10 September 2012 By Rob Cox

With Spain’s banking system in full-blown crisis, it’s hard to imagine any of the world’s biggest financial institutions taking lessons from their Iberian cousins. Yet Banco Santander’s methodical spin-offs of various operating subsidiaries around the world, the latest due soon in Mexico, present a reasonable model for an undervalued colossus like Citigroup to consider.

Santander is not Spain’s biggest banking problem, but it is the country’s largest bank. One way the Madrid-based group run by Emilio Botin has stayed out of the worst of the domestic banking mire has been by raising capital through initial public offerings of foreign operating divisions. For instance, it raised $8 billion selling 16 percent of its Brazilian arm a few years ago.

Next up is a 24.9 percent stake in its Mexican business. At the top of the indicated price range, the unit will be valued at $17.2 billion, or just over two times book value, or assets minus liabilities.
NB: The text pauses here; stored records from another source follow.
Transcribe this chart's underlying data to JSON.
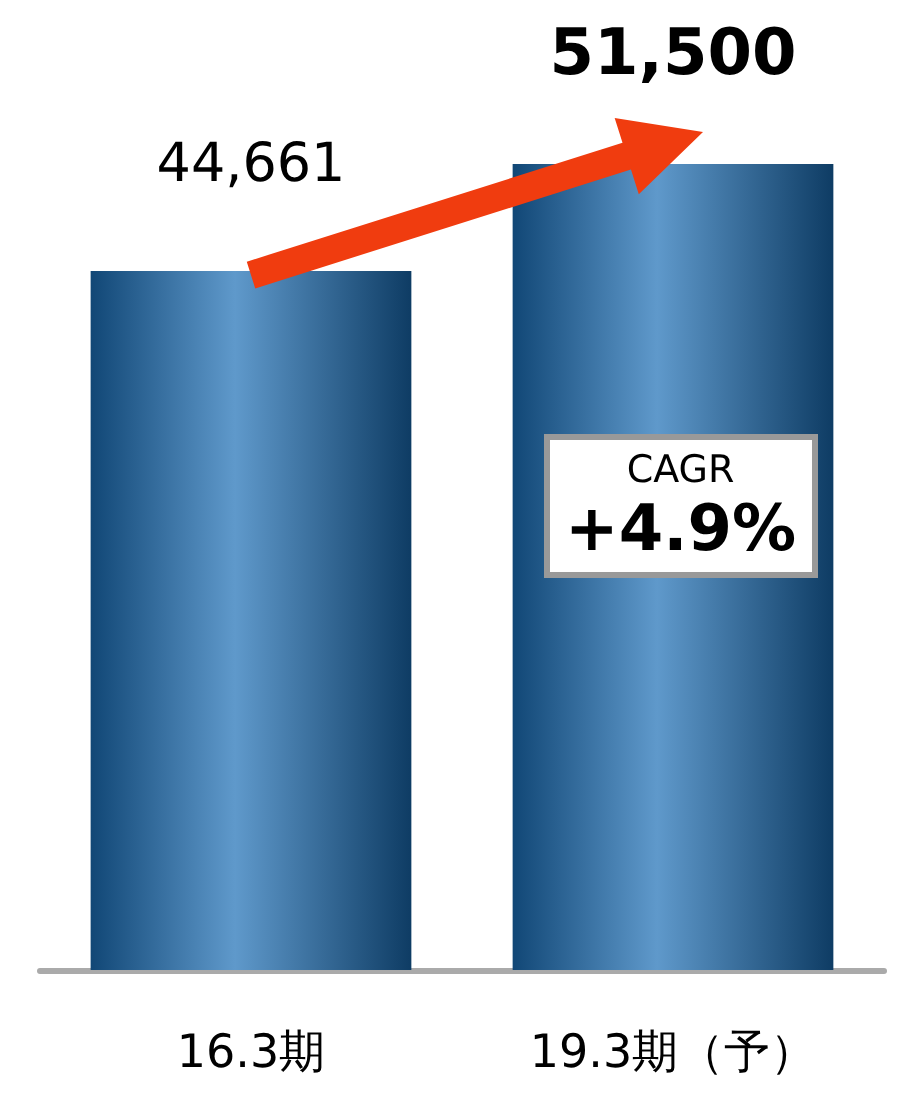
{
  "chart_data": {
    "type": "bar",
    "categories": [
      "16.3期",
      "19.3期（予）"
    ],
    "values": [
      44661,
      51500
    ],
    "colors": [
      "#1a6db5",
      "#1a6db5"
    ],
    "value_labels": [
      "44,661",
      "51,500"
    ],
    "annotations": [
      "CAGR +4.9%"
    ]
  }
}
The offering could bring in $4 billion of capital for the Spanish parent’s coffers. It would also join listed foreign subsidiaries including Brazil, Chile, Argentina and Poland, as well as its Spanish retail network Banesto. Listings of the company’s UK bank and U.S. consumer finance arm are also on the horizon.

The lesson for Citi and other global banks is how this approach in effect sets a floor under Santander’s overall market worth. Combine the Spanish bank’s stakes in just its three largest Latin American units – Mexico at the top of the IPO range, Brazil and Chile – and the total valuation comes to some $49 billion. That’s 67 percent of the parent’s $73 billion capitalization accounted for by unarguable public market prices.
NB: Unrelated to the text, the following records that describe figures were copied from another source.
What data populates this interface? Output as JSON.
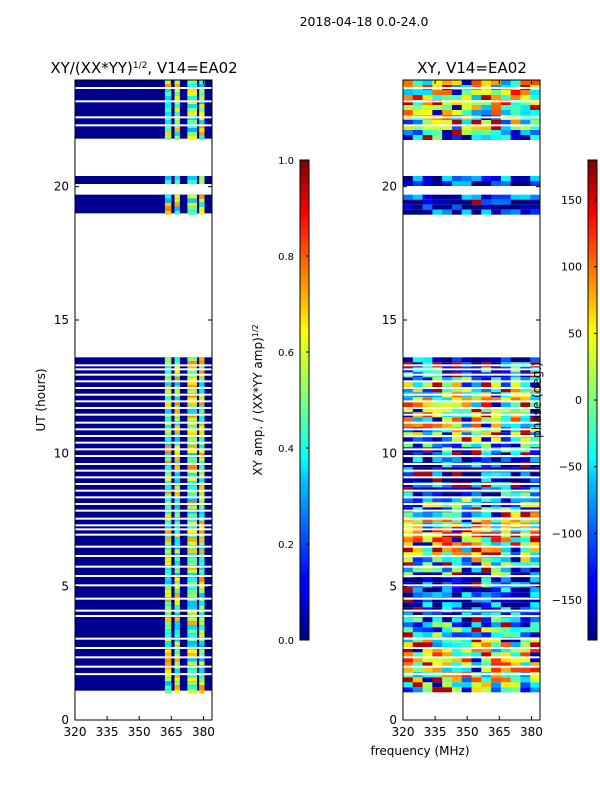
{
  "chart_data": {
    "suptitle": "2018-04-18 0.0-24.0",
    "xlabel": "frequency (MHz)",
    "panels": [
      {
        "type": "heatmap",
        "title_main": "XY/(XX*YY)",
        "title_sup": "1/2",
        "title_tail": ", V14=EA02",
        "ylabel": "UT (hours)",
        "xlim": [
          320,
          384
        ],
        "ylim": [
          0,
          24
        ],
        "xticks": [
          "320",
          "335",
          "350",
          "365",
          "380"
        ],
        "xtick_values": [
          320,
          335,
          350,
          365,
          380
        ],
        "yticks": [
          "0",
          "5",
          "10",
          "15",
          "20"
        ],
        "ytick_values": [
          0,
          5,
          10,
          15,
          20
        ],
        "colorbar": {
          "label_main": "XY amp. / (XX*YY amp)",
          "label_sup": "1/2",
          "range": [
            0.0,
            1.0
          ],
          "ticks": [
            "0.0",
            "0.2",
            "0.4",
            "0.6",
            "0.8",
            "1.0"
          ],
          "tick_values": [
            0.0,
            0.2,
            0.4,
            0.6,
            0.8,
            1.0
          ]
        }
      },
      {
        "type": "heatmap",
        "title_main": "XY, V14=EA02",
        "ylabel": "",
        "xlim": [
          320,
          384
        ],
        "ylim": [
          0,
          24
        ],
        "xticks": [
          "320",
          "335",
          "350",
          "365",
          "380"
        ],
        "xtick_values": [
          320,
          335,
          350,
          365,
          380
        ],
        "yticks": [
          "0",
          "5",
          "10",
          "15",
          "20"
        ],
        "ytick_values": [
          0,
          5,
          10,
          15,
          20
        ],
        "colorbar": {
          "label_main": "phase (deg.)",
          "range": [
            -180,
            180
          ],
          "ticks": [
            "−150",
            "−100",
            "−50",
            "0",
            "50",
            "100",
            "150"
          ],
          "tick_values": [
            -150,
            -100,
            -50,
            0,
            50,
            100,
            150
          ]
        }
      }
    ],
    "data_bands_ut": [
      [
        1.1,
        13.6
      ],
      [
        19.0,
        19.7
      ],
      [
        20.1,
        20.4
      ],
      [
        21.8,
        24.0
      ]
    ],
    "gap_lines_ut": [
      1.72,
      2.0,
      2.35,
      2.7,
      3.05,
      3.9,
      4.1,
      4.55,
      5.05,
      5.4,
      5.75,
      6.15,
      6.5,
      6.95,
      7.15,
      7.3,
      7.55,
      7.85,
      8.1,
      8.35,
      8.6,
      8.85,
      9.1,
      9.35,
      9.6,
      9.9,
      10.15,
      10.4,
      10.65,
      10.9,
      11.15,
      11.45,
      11.7,
      11.95,
      12.2,
      12.45,
      12.7,
      12.95,
      13.15,
      13.3,
      23.7,
      23.2,
      22.6,
      22.3
    ],
    "amp_bright_bands_mhz": [
      [
        362,
        365
      ],
      [
        366.5,
        369
      ],
      [
        372.5,
        377
      ],
      [
        378,
        380.5
      ]
    ]
  }
}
Apply the concept to Citi. For starters, take the New York-based bank’s Mexican operations. At the same multiple Santander Mexico would fetch at the top of the IPO range, Citi’s Banamex arm would be worth over $20 billion – though the unit’s lower return on equity probably warrants something less. Still, that’s more than a fifth of Citi’s $94 billion market cap. And it’s by no means Citi’s only valuable foreign operation. Credit Suisse estimates that Citi’s Asian businesses are worth almost $40 billion on a standalone basis.
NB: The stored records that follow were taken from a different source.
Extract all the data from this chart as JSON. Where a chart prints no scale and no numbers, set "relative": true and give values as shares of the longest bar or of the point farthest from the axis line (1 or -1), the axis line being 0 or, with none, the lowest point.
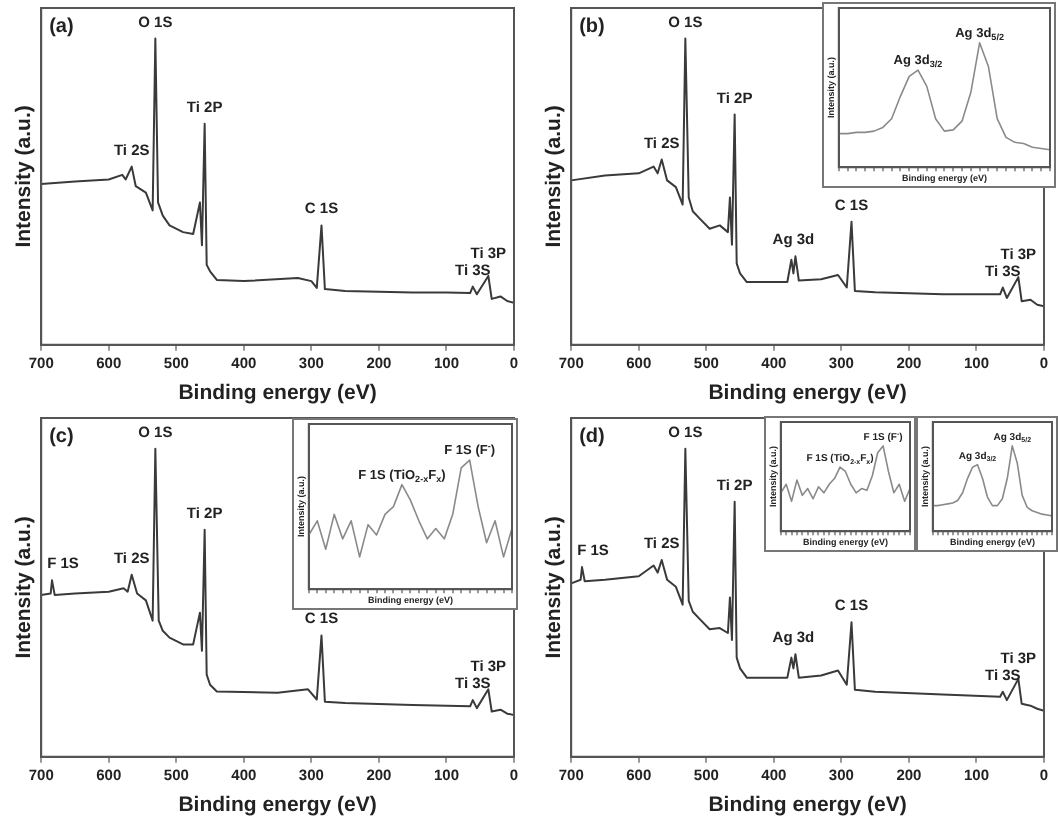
{
  "chart_data": [
    {
      "type": "line",
      "xlabel": "Binding energy (eV)",
      "ylabel": "Intensity (a.u.)",
      "relative": true,
      "marker": "none",
      "color": "#3a3a3a",
      "xlim": [
        700,
        0
      ],
      "xticks": [
        700,
        600,
        500,
        400,
        300,
        200,
        100,
        0
      ],
      "annotations": [
        "(a)",
        {
          "text": "Ti 2S",
          "x": 566,
          "y": 0.582
        },
        {
          "text": "O 1S",
          "x": 531,
          "y": 1
        },
        {
          "text": "Ti 2P",
          "x": 458,
          "y": 0.722
        },
        {
          "text": "C 1S",
          "x": 285,
          "y": 0.39
        },
        {
          "text": "Ti 3S",
          "x": 61,
          "y": 0.19
        },
        {
          "text": "Ti 3P",
          "x": 38,
          "y": 0.225
        }
      ],
      "x": [
        700,
        650,
        600,
        580,
        575,
        566,
        560,
        545,
        535,
        531,
        527,
        520,
        510,
        490,
        475,
        465,
        462,
        458,
        455,
        450,
        440,
        400,
        320,
        300,
        292,
        285,
        280,
        250,
        150,
        100,
        65,
        61,
        55,
        38,
        33,
        20,
        10,
        0
      ],
      "values": [
        0.525,
        0.533,
        0.54,
        0.555,
        0.54,
        0.582,
        0.518,
        0.497,
        0.439,
        1,
        0.465,
        0.422,
        0.39,
        0.368,
        0.362,
        0.465,
        0.325,
        0.722,
        0.261,
        0.24,
        0.212,
        0.208,
        0.218,
        0.208,
        0.186,
        0.39,
        0.182,
        0.176,
        0.171,
        0.171,
        0.169,
        0.19,
        0.165,
        0.225,
        0.15,
        0.158,
        0.143,
        0.137
      ]
    },
    {
      "type": "line",
      "xlabel": "Binding energy (eV)",
      "ylabel": "Intensity (a.u.)",
      "relative": true,
      "marker": "none",
      "color": "#3a3a3a",
      "xlim": [
        700,
        0
      ],
      "xticks": [
        700,
        600,
        500,
        400,
        300,
        200,
        100,
        0
      ],
      "annotations": [
        "(b)",
        {
          "text": "Ti 2S",
          "x": 566,
          "y": 0.605
        },
        {
          "text": "O 1S",
          "x": 531,
          "y": 1
        },
        {
          "text": "Ti 2P",
          "x": 458,
          "y": 0.752
        },
        {
          "text": "Ag 3d",
          "x": 371,
          "y": 0.289
        },
        {
          "text": "C 1S",
          "x": 285,
          "y": 0.402
        },
        {
          "text": "Ti 3S",
          "x": 61,
          "y": 0.187
        },
        {
          "text": "Ti 3P",
          "x": 38,
          "y": 0.221
        }
      ],
      "x": [
        700,
        650,
        600,
        578,
        572,
        566,
        558,
        545,
        535,
        531,
        526,
        520,
        510,
        495,
        480,
        468,
        465,
        462,
        458,
        455,
        450,
        440,
        380,
        374,
        371,
        368,
        363,
        330,
        305,
        292,
        285,
        280,
        250,
        150,
        65,
        61,
        55,
        38,
        33,
        20,
        10,
        0
      ],
      "values": [
        0.537,
        0.553,
        0.56,
        0.582,
        0.56,
        0.605,
        0.537,
        0.515,
        0.458,
        1,
        0.481,
        0.436,
        0.413,
        0.379,
        0.39,
        0.368,
        0.481,
        0.327,
        0.752,
        0.266,
        0.233,
        0.205,
        0.205,
        0.278,
        0.233,
        0.289,
        0.21,
        0.214,
        0.228,
        0.187,
        0.402,
        0.176,
        0.172,
        0.165,
        0.165,
        0.187,
        0.153,
        0.221,
        0.142,
        0.147,
        0.131,
        0.126
      ]
    },
    {
      "type": "line",
      "xlabel": "Binding energy (eV)",
      "ylabel": "Intensity (a.u.)",
      "relative": true,
      "marker": "none",
      "color": "#8a8a8a",
      "tick_labels": false,
      "annotations": [
        "Ag 3d$_{3/2}$",
        "Ag 3d$_{5/2}$"
      ],
      "categories": [
        null,
        null,
        null,
        null,
        null,
        null,
        null,
        null,
        null,
        null,
        null,
        null,
        null,
        null,
        null,
        null,
        null,
        null,
        null,
        null,
        null,
        null,
        null,
        null,
        null
      ],
      "values": [
        0.27,
        0.27,
        0.28,
        0.28,
        0.29,
        0.32,
        0.39,
        0.57,
        0.73,
        0.78,
        0.65,
        0.39,
        0.29,
        0.3,
        0.37,
        0.6,
        1,
        0.81,
        0.39,
        0.24,
        0.2,
        0.19,
        0.16,
        0.15,
        0.14
      ]
    },
    {
      "type": "line",
      "xlabel": "Binding energy (eV)",
      "ylabel": "Intensity (a.u.)",
      "relative": true,
      "marker": "none",
      "color": "#3a3a3a",
      "xlim": [
        700,
        0
      ],
      "xticks": [
        700,
        600,
        500,
        400,
        300,
        200,
        100,
        0
      ],
      "annotations": [
        "(c)",
        {
          "text": "F 1S",
          "x": 684,
          "y": 0.573
        },
        {
          "text": "Ti 2S",
          "x": 566,
          "y": 0.591
        },
        {
          "text": "O 1S",
          "x": 531,
          "y": 1
        },
        {
          "text": "Ti 2P",
          "x": 458,
          "y": 0.737
        },
        {
          "text": "C 1S",
          "x": 285,
          "y": 0.394
        },
        {
          "text": "Ti 3S",
          "x": 61,
          "y": 0.184
        },
        {
          "text": "Ti 3P",
          "x": 38,
          "y": 0.219
        }
      ],
      "x": [
        700,
        686,
        684,
        680,
        650,
        600,
        578,
        572,
        566,
        558,
        545,
        535,
        531,
        526,
        520,
        510,
        490,
        475,
        465,
        462,
        458,
        455,
        450,
        440,
        350,
        305,
        292,
        285,
        280,
        250,
        150,
        65,
        61,
        55,
        38,
        33,
        20,
        10,
        0
      ],
      "values": [
        0.525,
        0.53,
        0.573,
        0.525,
        0.53,
        0.536,
        0.547,
        0.536,
        0.591,
        0.53,
        0.508,
        0.442,
        1,
        0.442,
        0.409,
        0.387,
        0.365,
        0.365,
        0.468,
        0.344,
        0.737,
        0.267,
        0.234,
        0.212,
        0.208,
        0.219,
        0.186,
        0.394,
        0.179,
        0.175,
        0.168,
        0.164,
        0.184,
        0.158,
        0.219,
        0.147,
        0.153,
        0.14,
        0.136
      ]
    },
    {
      "type": "line",
      "xlabel": "Binding energy (eV)",
      "ylabel": "Intensity (a.u.)",
      "relative": true,
      "marker": "none",
      "color": "#8a8a8a",
      "tick_labels": false,
      "annotations": [
        "F 1S (TiO$_{2-x}$F$_{x}$)",
        "F 1S (F$^{-}$)"
      ],
      "categories": [
        null,
        null,
        null,
        null,
        null,
        null,
        null,
        null,
        null,
        null,
        null,
        null,
        null,
        null,
        null,
        null,
        null,
        null,
        null,
        null,
        null,
        null,
        null,
        null,
        null
      ],
      "values": [
        0.42,
        0.53,
        0.31,
        0.58,
        0.39,
        0.53,
        0.25,
        0.5,
        0.42,
        0.58,
        0.64,
        0.81,
        0.69,
        0.53,
        0.39,
        0.47,
        0.39,
        0.58,
        0.94,
        1,
        0.64,
        0.36,
        0.53,
        0.25,
        0.47
      ]
    },
    {
      "type": "line",
      "xlabel": "Binding energy (eV)",
      "ylabel": "Intensity (a.u.)",
      "relative": true,
      "marker": "none",
      "color": "#3a3a3a",
      "xlim": [
        700,
        0
      ],
      "xticks": [
        700,
        600,
        500,
        400,
        300,
        200,
        100,
        0
      ],
      "annotations": [
        "(d)",
        {
          "text": "F 1S",
          "x": 684,
          "y": 0.616
        },
        {
          "text": "Ti 2S",
          "x": 566,
          "y": 0.639
        },
        {
          "text": "O 1S",
          "x": 531,
          "y": 1
        },
        {
          "text": "Ti 2P",
          "x": 458,
          "y": 0.828
        },
        {
          "text": "Ag 3d",
          "x": 371,
          "y": 0.333
        },
        {
          "text": "C 1S",
          "x": 285,
          "y": 0.437
        },
        {
          "text": "Ti 3S",
          "x": 61,
          "y": 0.211
        },
        {
          "text": "Ti 3P",
          "x": 38,
          "y": 0.253
        }
      ],
      "x": [
        700,
        686,
        684,
        680,
        650,
        600,
        578,
        572,
        566,
        558,
        545,
        535,
        531,
        526,
        520,
        510,
        495,
        480,
        468,
        465,
        462,
        458,
        455,
        450,
        440,
        380,
        374,
        371,
        368,
        363,
        330,
        305,
        292,
        285,
        280,
        250,
        150,
        65,
        61,
        55,
        38,
        33,
        20,
        10,
        0
      ],
      "values": [
        0.563,
        0.575,
        0.616,
        0.57,
        0.575,
        0.586,
        0.621,
        0.598,
        0.639,
        0.575,
        0.552,
        0.494,
        1,
        0.506,
        0.471,
        0.448,
        0.414,
        0.418,
        0.402,
        0.517,
        0.379,
        0.828,
        0.322,
        0.287,
        0.257,
        0.257,
        0.322,
        0.287,
        0.333,
        0.257,
        0.264,
        0.28,
        0.234,
        0.437,
        0.218,
        0.211,
        0.202,
        0.195,
        0.211,
        0.184,
        0.253,
        0.172,
        0.166,
        0.156,
        0.149
      ]
    },
    {
      "type": "line",
      "xlabel": "Binding energy (eV)",
      "ylabel": "Intensity (a.u.)",
      "relative": true,
      "marker": "none",
      "color": "#8a8a8a",
      "tick_labels": false,
      "annotations": [
        "F 1S (TiO$_{2-x}$F$_{x}$)",
        "F 1S (F$^{-}$)"
      ],
      "categories": [
        null,
        null,
        null,
        null,
        null,
        null,
        null,
        null,
        null,
        null,
        null,
        null,
        null,
        null,
        null,
        null,
        null,
        null,
        null,
        null,
        null,
        null,
        null,
        null,
        null
      ],
      "values": [
        0.45,
        0.55,
        0.35,
        0.6,
        0.42,
        0.5,
        0.38,
        0.52,
        0.45,
        0.55,
        0.62,
        0.75,
        0.7,
        0.55,
        0.45,
        0.5,
        0.48,
        0.65,
        0.92,
        1,
        0.7,
        0.45,
        0.55,
        0.35,
        0.5
      ]
    },
    {
      "type": "line",
      "xlabel": "Binding energy (eV)",
      "ylabel": "Intensity (a.u.)",
      "relative": true,
      "marker": "none",
      "color": "#8a8a8a",
      "tick_labels": false,
      "annotations": [
        "Ag 3d$_{3/2}$",
        "Ag 3d$_{5/2}$"
      ],
      "categories": [
        null,
        null,
        null,
        null,
        null,
        null,
        null,
        null,
        null,
        null,
        null,
        null,
        null,
        null,
        null,
        null,
        null,
        null,
        null,
        null,
        null,
        null,
        null,
        null,
        null
      ],
      "values": [
        0.3,
        0.3,
        0.31,
        0.32,
        0.33,
        0.36,
        0.45,
        0.62,
        0.75,
        0.78,
        0.62,
        0.4,
        0.3,
        0.3,
        0.38,
        0.62,
        1,
        0.8,
        0.42,
        0.28,
        0.24,
        0.22,
        0.2,
        0.19,
        0.18
      ]
    }
  ]
}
There are other ways Citi could showcase its assets. While Santander has chosen to list geographic entities, Citi could opt for a combination of regional and global listed subsidiaries. Citi’s transaction services division, known as GTS – a world-leading financial plumbing business – will generate $4 billion of net income next year, Nomura estimates. At 12 times earnings, around where Bank of New York Mellon trades, GTS would be worth some $48 billion. At Citi’s current valuation, that would imply that its institutional securities and wholesale banking arm plus the global consumer banking empire is only worth just over three times earnings.

There may be some overlap and double-counting in these back-of-the-envelope calculations. And Citi’s current global model has some benefits. Banamex, for example, might bring in Mexican clients who do M&A deals with Citi’s investment bank and then conduct international cash management operations via GTS. Nonetheless, listing foreign units doesn’t seem to have prevented Santander from finding similar synergies between different parts of the bank.

But the Santander model is still instructive for a bank like Citi, trading below book value even now that it’s recovering from its huge problems a few years ago. Spinning off pieces of the empire could bring in cash that Chief Executive Vikram Pandit could return to shareholders – something he wants to do, but has been denied by regulators.

It would create clarity for shareholders, which should lift the company’s overall valuation, and provide a modicum of autonomy that would fire up employees. It might also offer a model for eventually setting problem children free – like, say, an investment bank. And the spun-off companies can more easily use their stock to do deals, as Santander’s Bank Zachodni WBK is doing to acquire rival Kredyt Bank in Poland.

Sandy Weill, the former Citi CEO who is largely responsible for the U.S. company’s sprawl, highlighted the existential conundrum when he recently suggested it’s time to consider breaking banks up. But current boss Pandit’s Spanish counterpart, Botin, may actually have found the workable way to make that happen.